= Franciscan Brothers of the Holy Cross =

Religious congregation

The Franciscan Brothers of the Holy Cross (Fratres Franciscani Santi Crucis, abbreviated as F.F.S.C. after the names of its members) are a congregation of Religious Brothers of the Franciscan Third Order Regular who were founded by Brother James Wirth in Hausen, Germany, on 12 June 1862. They were founded to answer a call to care for orphans, the poor, the sick and the suffering.

==Foundation==
The founder was born Peter Wirth on 15 October 1830 in Niederbreitbach, Germany, the youngest of four children. He lost his father at the age of ten, only to lose his mother as well the following year. He was then taken in by an uncle with whom he lived until he was 19 years old. He was apprenticed and taught the trade of shoemaker, being declared a Master craftsman at the age of 24. During this time, he was introduced to the Third Order of St. Francis and became a member.

Feeling called to lead a more religious life, Wirth, along with two other young men, organized a small religious community intended for manual laborers. It soon fell apart, however. Led from this experience, though, in 1862 Wirth sought and received permission from the Bishop of the Diocese of Trier to establish a religious community. This foundation took place on 12 June of that same year, in the Chapel of the Holy Cross in Hausen, when, with some other young men, he professed religious vows, and he took the name Brother James (Jakobus).

The young community of Brothers immediately embarked on a program of caring for the poor and the sick of the region. Brother James led the community as its first Superior General, but also shared in the caring of the needy. As a result, he died only nine years after the foundation of his community, on 28 March 1871, at the age of forty. He died from smallpox, which he contracted from a patient with this disease whom he had been nursing. His remains were later placed in the Chapel of St. Joseph at the Motherhouse in Hausen.

==Expansion==
In Germany, the Brothers continued in the field of nursing and care of the needy of that same diocese. In 1891, three Brothers settled in Bad Kreuznach, where they eventually took over a local hospital, now known as St. Marienwörth.

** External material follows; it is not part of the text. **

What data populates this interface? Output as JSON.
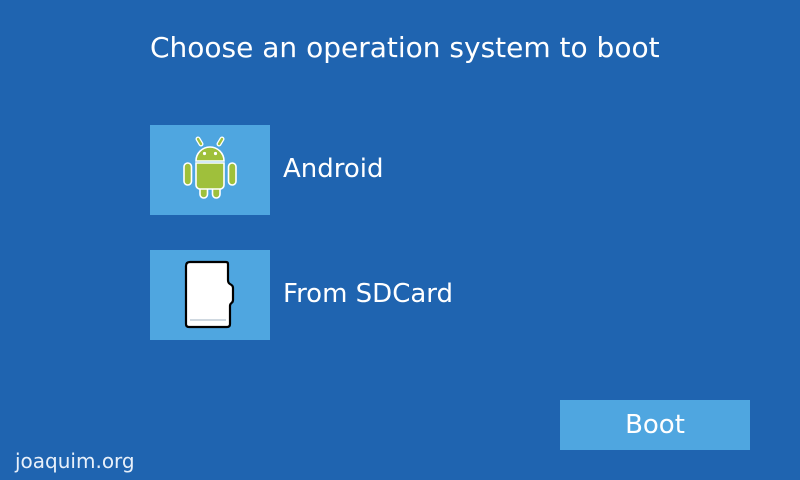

In 1924, the Brothers went to the United States to establish an orphanage in New Orleans. In 1928, however, Bishop James Aloysius Griffin of the Diocese of Springfield, Illinois, invited the Brothers to establish a community there. They built St. James Monastery and, with the help of ten Brothers from Germany, opened a trade school for young men, which school was in operation from 1930 to 1972. At present they also work in Missouri and Wisconsin. They currently operate Brother James Court, a residential intermediate care facility for men with developmental disabilities in Springfield, Illinois.

As of 2024 there were thirty members in five houses. The Motherhouse of the Congregation remains in Hausen, Germany.

On 12 June 2024, Brother Michael Ruedin was elected Superior General of the congregation.